Text of statute as originally enacted

= Continuance of Laws, etc., (No. 2) Act 1757 =

Act of the Parliament of Great Britain

The Continuance of Laws, etc., (No. 2) Act 1757 (31 Geo. 2. c. 35) was an act of the Parliament of Great Britain that continued various older enactments.

== Background ==
In the United Kingdom, acts of Parliament remain in force until expressly repealed. Many acts of parliament, however, contained time-limited sunset clauses, requiring legislation to revive enactments that had expired or to continue enactments that would otherwise expire.

== Provisions ==
=== Continued enactments ===
Section 1 of the act continued the Colonial Trade Act 1738 (12 Geo. 2. c. 30), as continued by the Universities (Wine Licences) Act 1743 (17 Geo. 2. c. 40) and the Continuance of Laws (No.2) Act 1750 (24 Geo. 2. c. 57), from the expiration of the act until the end of the next session of parliament after 1 September 1764.

Section 2 of the act continued the Bankrupts Act 1731 (5 Geo. 2. c. 30), as continued by the Continuance, etc., of Acts, 1735 (9 Geo. 2. c. 18) and the Bankrupts Act 1742 (16 Geo. 2. c. 27), from the expiration of the act until the end of the next session of parliament after 29 September 1764.

Section 3 of the act continued the Importation Act 1721 (8 Geo. 1. c. 12) "as relates to the importation of wood and timber, and of the goods commonly known as Lumber, therein particularly enumerated, from any of His Majesty's British plantations or colonies in America, free from all customs and impositions whatsoever", as continued by the Continuance of Laws, etc. Act 1742 (16 Geo. 2. c. 26) and the Continuance of Laws Act 1750 (24 Geo. 2. c. 52), from the expiration of the act until the end of the next session of parliament after 29 September 1764.

Section 4 of the act continued the Coal Trade (London) Act 1745 (19 Geo. 2. c. 35), as continued by the Continuance of Laws, etc. Act 1749 (23 Geo. 2. c. 26) and the Continuance of Laws (No.2) Act 1750 (24 Geo. 2. c. 57), from the expiration of the act until the end of the next session of parliament after 24 June 1759.

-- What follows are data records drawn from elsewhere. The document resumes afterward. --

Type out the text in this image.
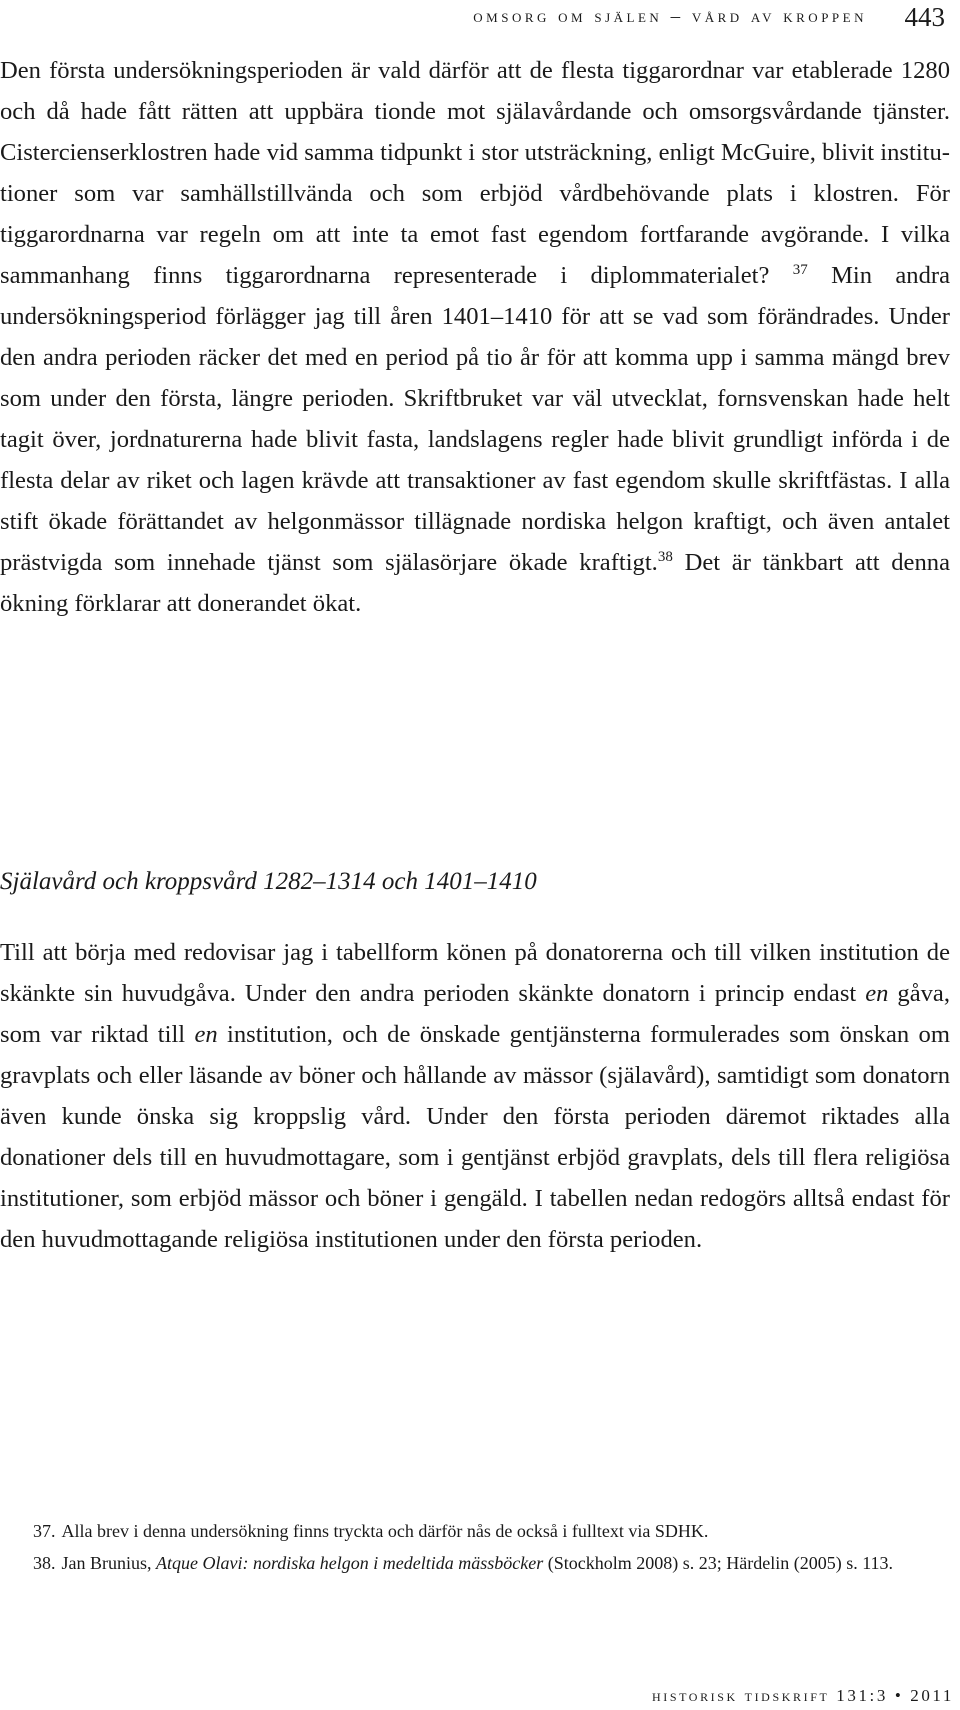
omsorg om själen – vård av kroppen 443

Den första undersökningsperioden är vald därför att de flesta tiggarordnar var etablerade 1280 och då hade fått rätten att uppbära tionde mot själavårdande och omsorgsvårdande tjänster. Cistercienserklostren hade vid samma tidpunkt i stor utsträckning, enligt McGuire, blivit institutioner som var samhällstillvända och som erbjöd vårdbehövande plats i klostren. För tiggarordnarna var regeln om att inte ta emot fast egendom fortfarande avgörande. I vilka sammanhang finns tiggarordnarna representerade i diplommaterialet? $^{37}$ Min andra undersökningsperiod förlägger jag till åren 1401–1410 för att se vad som förändrades. Under den andra perioden räcker det med en period på tio år för att komma upp i samma mängd brev som under den första, längre perioden. Skriftbruket var väl utvecklat, fornsvenskan hade helt tagit över, jordnaturerna hade blivit fasta, landslagens regler hade blivit grundligt införda i de flesta delar av riket och lagen krävde att transaktioner av fast egendom skulle skriftfästas. I alla stift ökade förättandet av helgonmässor tillägnade nordiska helgon kraftigt, och även antalet prästvigda som innehade tjänst som själasörjare ökade kraftigt.$^{38}$ Det är tänkbart att denna ökning förklarar att donerandet ökat.

Själavård och kroppsvård 1282–1314 och 1401–1410

Till att börja med redovisar jag i tabellform könen på donatorerna och till vilken institution de skänkte sin huvudgåva. Under den andra perioden skänkte donatorn i princip endast en gåva, som var riktad till en institution, och de önskade gentjänsterna formulerades som önskan om gravplats och eller läsande av böner och hållande av mässor (själavård), samtidigt som donatorn även kunde önska sig kroppslig vård. Under den första perioden däremot riktades alla donationer dels till en huvudmottagare, som i gentjänst erbjöd gravplats, dels till flera religiösa institutioner, som erbjöd mässor och böner i gengäld. I tabellen nedan redogörs alltså endast för den huvudmottagande religiösa institutionen under den första perioden.

37. Alla brev i denna undersökning finns tryckta och därför nås de också i fulltext via SDHK.

38. Jan Brunius, Atque Olavi: nordiska helgon i medeltida mässböcker (Stockholm 2008) s. 23; Härdelin (2005) s. 113.

historisk tidskrift 131:3 • 2011
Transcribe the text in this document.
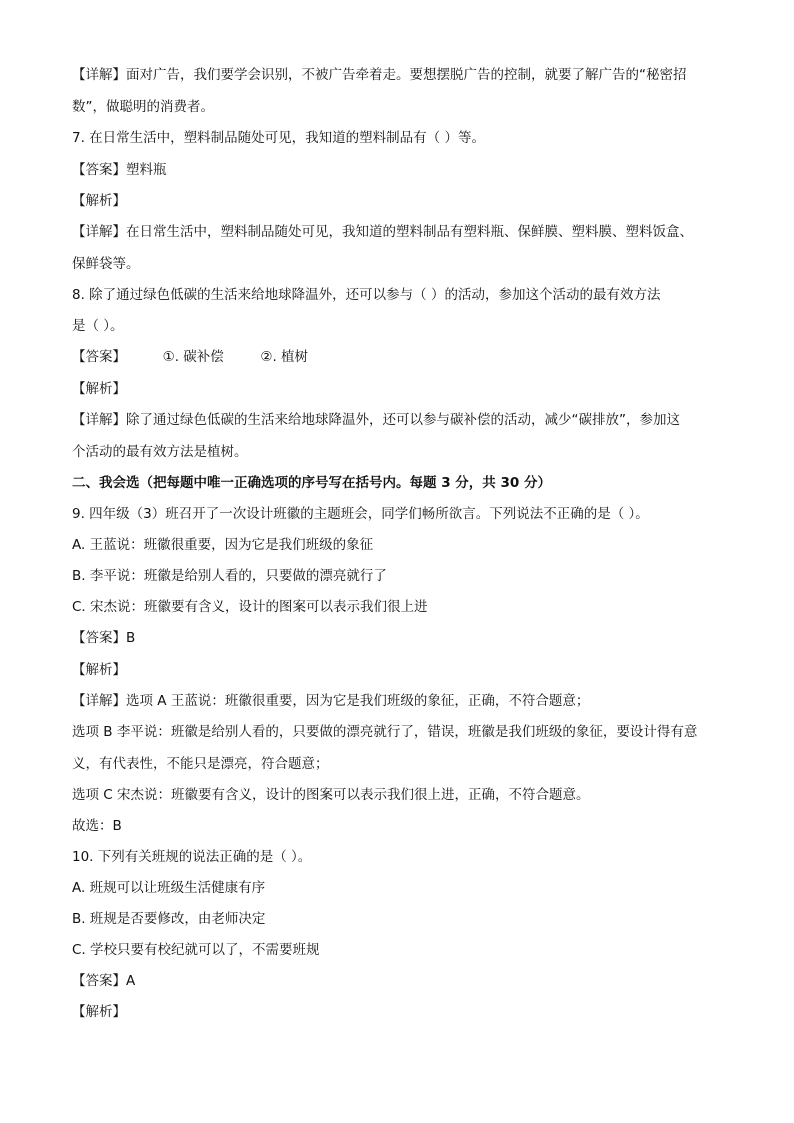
【详解】面对广告，我们要学会识别，不被广告牵着走。要想摆脱广告的控制，就要了解广告的“秘密招
数”，做聪明的消费者。
7. 在日常生活中，塑料制品随处可见，我知道的塑料制品有（ ）等。
【答案】塑料瓶
【解析】
【详解】在日常生活中，塑料制品随处可见，我知道的塑料制品有塑料瓶、保鲜膜、塑料膜、塑料饭盒、
保鲜袋等。
8. 除了通过绿色低碳的生活来给地球降温外，还可以参与（ ）的活动，参加这个活动的最有效方法
是（ ）。
【答案】	①. 碳补偿	②. 植树
【解析】
【详解】除了通过绿色低碳的生活来给地球降温外，还可以参与碳补偿的活动，减少“碳排放”，参加这
个活动的最有效方法是植树。
二、我会选（把每题中唯一正确选项的序号写在括号内。每题 3 分，共 30 分）
9. 四年级（3）班召开了一次设计班徽的主题班会，同学们畅所欲言。下列说法不正确的是（ ）。
A. 王蓝说：班徽很重要，因为它是我们班级的象征
B. 李平说：班徽是给别人看的，只要做的漂亮就行了
C. 宋杰说：班徽要有含义，设计的图案可以表示我们很上进
【答案】B
【解析】
【详解】选项 A 王蓝说：班徽很重要，因为它是我们班级的象征，正确，不符合题意；
选项 B 李平说：班徽是给别人看的，只要做的漂亮就行了，错误，班徽是我们班级的象征，要设计得有意
义，有代表性，不能只是漂亮，符合题意；
选项 C 宋杰说：班徽要有含义，设计的图案可以表示我们很上进，正确，不符合题意。
故选：B
10. 下列有关班规的说法正确的是（ ）。
A. 班规可以让班级生活健康有序
B. 班规是否要修改，由老师决定
C. 学校只要有校纪就可以了，不需要班规
【答案】A
【解析】
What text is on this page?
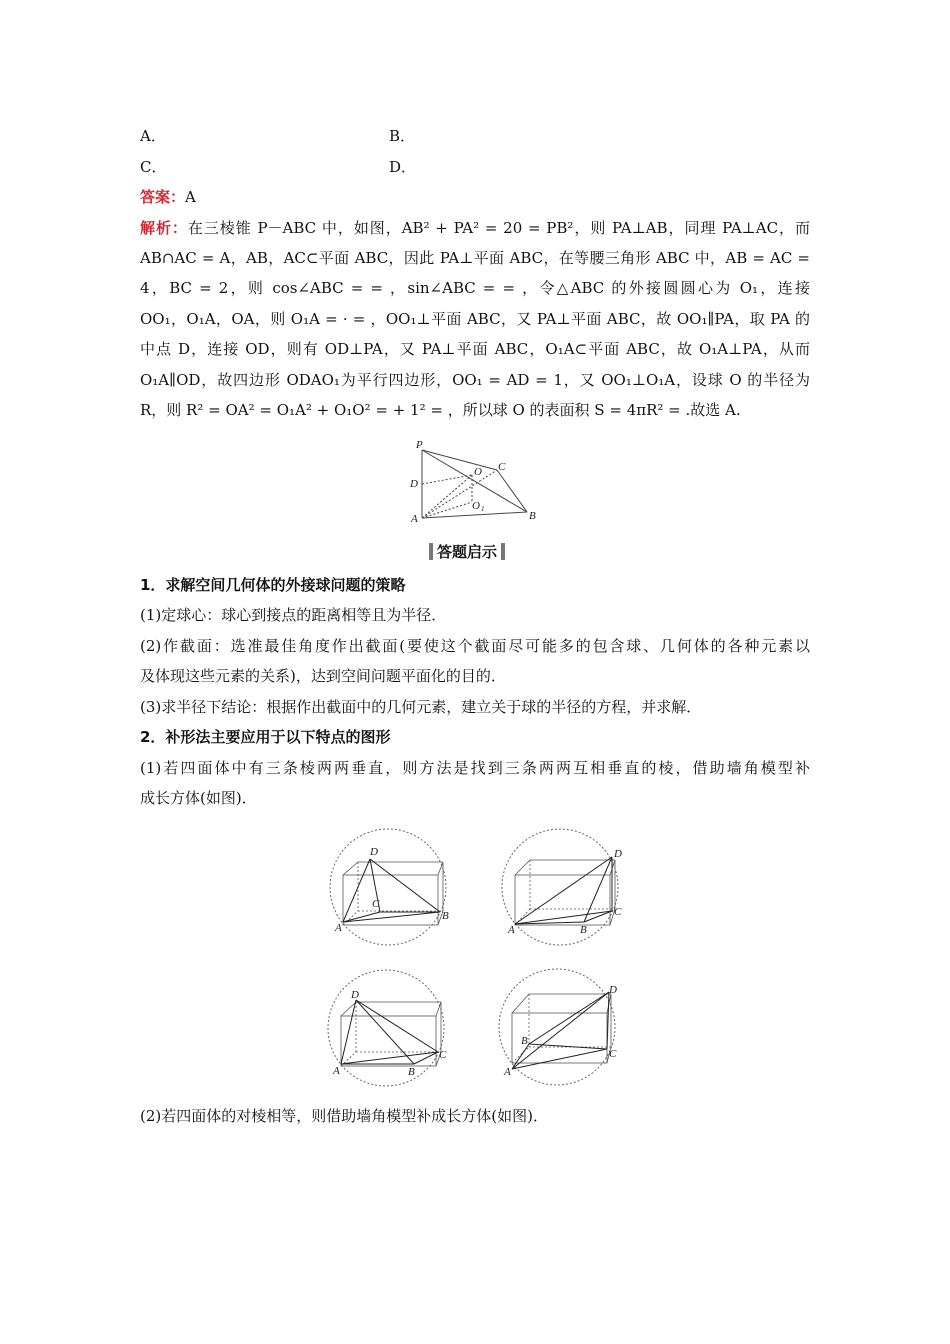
A．	B．
C．	D．
答案：A
解析：在三棱锥 P－ABC 中，如图，AB² + PA² = 20 = PB²，则 PA⊥AB，同理 PA⊥AC，而
AB∩AC = A，AB，AC⊂平面 ABC，因此 PA⊥平面 ABC，在等腰三角形 ABC 中，AB = AC =
4，BC = 2，则 cos∠ABC = = ，sin∠ABC = = ，令△ABC 的外接圆圆心为 O₁，连接
OO₁，O₁A，OA，则 O₁A = · = ，OO₁⊥平面 ABC，又 PA⊥平面 ABC，故 OO₁∥PA，取 PA 的
中点 D，连接 OD，则有 OD⊥PA，又 PA⊥平面 ABC，O₁A⊂平面 ABC，故 O₁A⊥PA，从而
O₁A∥OD，故四边形 ODAO₁为平行四边形，OO₁ = AD = 1，又 OO₁⊥O₁A，设球 O 的半径为
R，则 R² = OA² = O₁A² + O₁O² = + 1² = ，所以球 O 的表面积 S = 4πR² = .故选 A.
P
O C
D
O 1
A	B
答题启示
1．求解空间几何体的外接球问题的策略
(1)定球心：球心到接点的距离相等且为半径．
(2)作截面：选准最佳角度作出截面(要使这个截面尽可能多的包含球、几何体的各种元素以
及体现这些元素的关系)，达到空间问题平面化的目的．
(3)求半径下结论：根据作出截面中的几何元素，建立关于球的半径的方程，并求解．
2．补形法主要应用于以下特点的图形
(1)若四面体中有三条棱两两垂直，则方法是找到三条两两互相垂直的棱，借助墙角模型补
成长方体(如图)．
D
C
A
B
D
C
A	B
D
C
A	B
D
C
A
B
(2)若四面体的对棱相等，则借助墙角模型补成长方体(如图)．
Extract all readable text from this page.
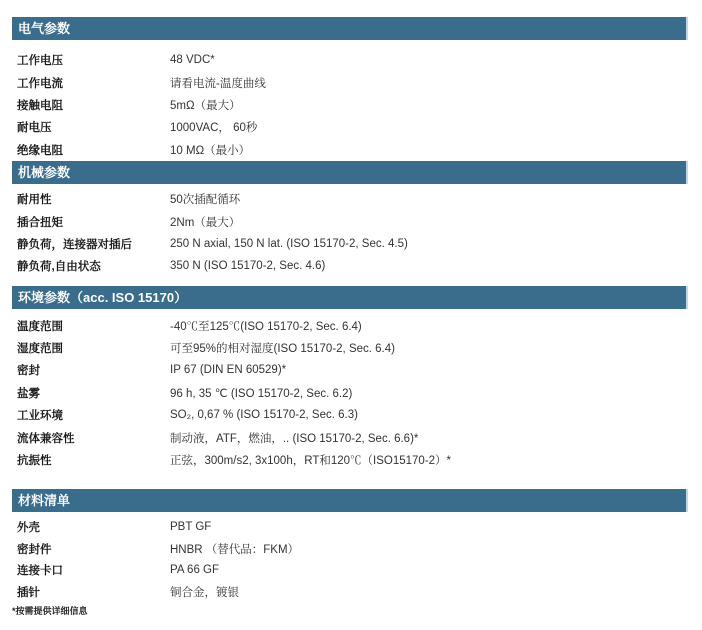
电气参数
工作电压	48 VDC*
工作电流	请看电流-温度曲线
接触电阻	5mΩ（最大）
耐电压	1000VAC， 60秒
绝缘电阻	10 MΩ（最小）
机械参数
耐用性	50次插配循环
插合扭矩	2Nm（最大）
静负荷，连接器对插后	250 N axial, 150 N lat. (ISO 15170-2, Sec. 4.5)
静负荷,自由状态	350 N (ISO 15170-2, Sec. 4.6)
环境参数（acc. ISO 15170）
温度范围	-40℃至125℃(ISO 15170-2, Sec. 6.4)
湿度范围	可至95%的相对湿度(ISO 15170-2, Sec. 6.4)
密封	IP 67 (DIN EN 60529)*
盐雾	96 h, 35 ℃ (ISO 15170-2, Sec. 6.2)
工业环境	SO₂, 0,67 % (ISO 15170-2, Sec. 6.3)
流体兼容性	制动液，ATF，燃油，.. (ISO 15170-2, Sec. 6.6)*
抗振性	正弦，300m/s2, 3x100h，RT和120℃（ISO15170-2）*
材料清单
外壳	PBT GF
密封件	HNBR （替代品：FKM）
连接卡口	PA 66 GF
插针	铜合金，镀银
*按需提供详细信息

Section 5 of the act provided that persons convicted of stealing, pulling up, or destroying madder roots growing in any lands or grounds shall either confess before justices of the peace or be convicted by oath of witnesses, and upon conviction shall give satisfaction to the owner for damages and pay a fine not exceeding ten shillings to the overseers of the poor, with provisions for monthly payments and imprisonment in the house of correction for up to one month for non-payment.

Section 6 of the act provided that no person could be prosecuted for such an offence unless begun within 30 days after the offence.

== Subsequent developments ==
The Select Committee on Temporary Laws, Expired or Expiring, appointed in 1796, inspected and considered all temporary laws, observing irregularities in the construction of expiring laws continuance acts, making recommendations and emphasising the importance of the Committee for Expired and Expiring Laws.

The whole act was repealed by section 1 of, and the schedule to, the Statute Law Revision Act 1867 (30 & 31 Vict. c. 59).